Last night on the Superbowl, there was a terrific, telling commercial with P. Diddy and Jay Mohr.  On it, Diddy wanted to make a rap song with Mohr’s client…a can of Diet Pepsi. The result was hysterical.  They built an entire, catchy, radio-worthy song around a can that could occasionally hiss to the beat.  Hoochies, singers, synthesizers, dancers, guest artists…they had it all.  Wow!  An instant hit. 

And all the can could do was hiss.  And you know something?  That is ultra-believable.  I think that part of what goes on in the rap community is that most of them know that they are created by producers purely for image, that they are frauds.  That they have no real talent to fall back on, and that their shelf-life is shorter than celery.  They taste the money at the top, knowing that it can all be taken from them so easily.  And that, my friends, breeds fear, and fear breeds violence.

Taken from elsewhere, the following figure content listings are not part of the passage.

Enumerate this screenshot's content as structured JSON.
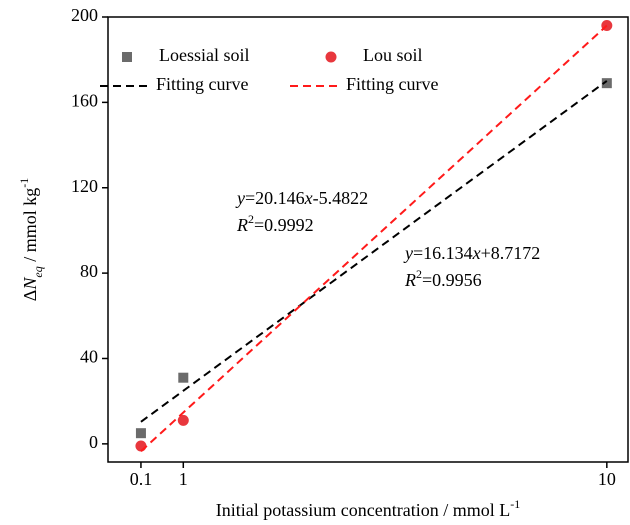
{
  "chart_data": {
    "type": "scatter",
    "x_label_parts": [
      {
        "text": "Initial potassium concentration / mmol L"
      },
      {
        "text": "-1",
        "style": "sup"
      }
    ],
    "y_label_parts": [
      {
        "text": "Δ"
      },
      {
        "text": "N",
        "style": "italic"
      },
      {
        "text": "eq",
        "style": "sub-italic"
      },
      {
        "text": " / mmol kg"
      },
      {
        "text": "-1",
        "style": "sup"
      }
    ],
    "xlim": [
      -0.6,
      10.45
    ],
    "xticks": [
      0.1,
      1,
      10
    ],
    "ylim": [
      -8.5,
      200
    ],
    "yticks": [
      0,
      40,
      80,
      120,
      160,
      200
    ],
    "legend": "top-left",
    "series": [
      {
        "name": "Loessial soil",
        "style": "square",
        "color": "#6b6b6b",
        "x": [
          0.1,
          1,
          10
        ],
        "values": [
          5,
          31,
          169
        ]
      },
      {
        "name": "Lou soil",
        "style": "circle",
        "color": "#e8373d",
        "x": [
          0.1,
          1,
          10
        ],
        "values": [
          -1,
          11,
          196
        ]
      },
      {
        "name": "Fitting curve",
        "style": "dashed",
        "color": "#000000",
        "x": [
          0.1,
          10
        ],
        "values": [
          10.33,
          170.06
        ]
      },
      {
        "name": "Fitting curve",
        "style": "dashed",
        "color": "#ff1a1a",
        "x": [
          0.1,
          10
        ],
        "values": [
          -3.47,
          196
        ]
      }
    ],
    "annotations": [
      {
        "color": "#ff1a1a",
        "lines": [
          [
            {
              "text": "y",
              "style": "italic"
            },
            {
              "text": "=20.146"
            },
            {
              "text": "x",
              "style": "italic"
            },
            {
              "text": "-5.4822"
            }
          ],
          [
            {
              "text": "R",
              "style": "italic"
            },
            {
              "text": "2",
              "style": "sup"
            },
            {
              "text": "=0.9992"
            }
          ]
        ]
      },
      {
        "color": "#000000",
        "lines": [
          [
            {
              "text": "y",
              "style": "italic"
            },
            {
              "text": "=16.134"
            },
            {
              "text": "x",
              "style": "italic"
            },
            {
              "text": "+8.7172"
            }
          ],
          [
            {
              "text": "R",
              "style": "italic"
            },
            {
              "text": "2",
              "style": "sup"
            },
            {
              "text": "=0.9956"
            }
          ]
        ]
      }
    ]
  }
}
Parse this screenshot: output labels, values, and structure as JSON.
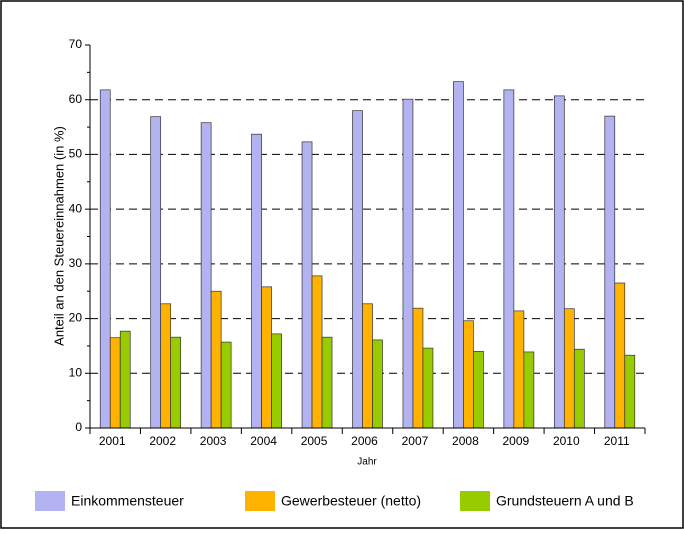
{
  "chart_data": {
    "type": "bar",
    "x_label": "Jahr",
    "y_label": "Anteil an den Steuereinnahmen (in %)",
    "categories": [
      "2001",
      "2002",
      "2003",
      "2004",
      "2005",
      "2006",
      "2007",
      "2008",
      "2009",
      "2010",
      "2011"
    ],
    "series": [
      {
        "name": "Einkommensteuer",
        "color": "#b3b3f2",
        "values": [
          61.8,
          56.9,
          55.8,
          53.7,
          52.3,
          58.0,
          60.1,
          63.3,
          61.8,
          60.7,
          57.0
        ]
      },
      {
        "name": "Gewerbesteuer (netto)",
        "color": "#ffb300",
        "values": [
          16.5,
          22.7,
          25.0,
          25.8,
          27.8,
          22.7,
          21.9,
          19.6,
          21.4,
          21.8,
          26.5
        ]
      },
      {
        "name": "Grundsteuern A und B",
        "color": "#99cc00",
        "values": [
          17.7,
          16.6,
          15.7,
          17.2,
          16.6,
          16.1,
          14.6,
          14.0,
          13.9,
          14.4,
          13.3
        ]
      }
    ],
    "ylim": [
      0,
      70
    ],
    "yticks": [
      0,
      10,
      20,
      30,
      40,
      50,
      60,
      70
    ],
    "grid": true,
    "legend": "bottom"
  }
}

Add to this the incredible thuggish image system.  Do you really believe that there are not real, genuine thugs among them?  That either before or behind the microphones there are not real killers, real drug dealers, real gangsters?  It simply stretches the imagination.

In a musical genre where even the sweet-faced girls croon for “roughnecks” and “soldiers” what in the living hell do you think is going to happen?  To remain silent about the diseased ethics and morals being promoted as entertainment, even as the death statistics mount, is to be complicit with the destruction of your own community.  I am ashamed that so many remain silent on this, or protest the criticism, and when I hear right-wing commentators dancing around the issues of whether this actually represents what black people are, I want to cry, because in too many cases, I hear reasonable and intelligent black commentators say: “yes.”

I had dinner with a very famous black playwright once, and this person defended hip-hop culture most eloquently.  I cannot deny the power of the arguments, or the clarity of the thinking behind them.  And yet…and yet…

I open the newspaper, and look at the headlines.  Another one bites the dust.  Name of God. When will it be acceptable to say that the Emperor has no clothes?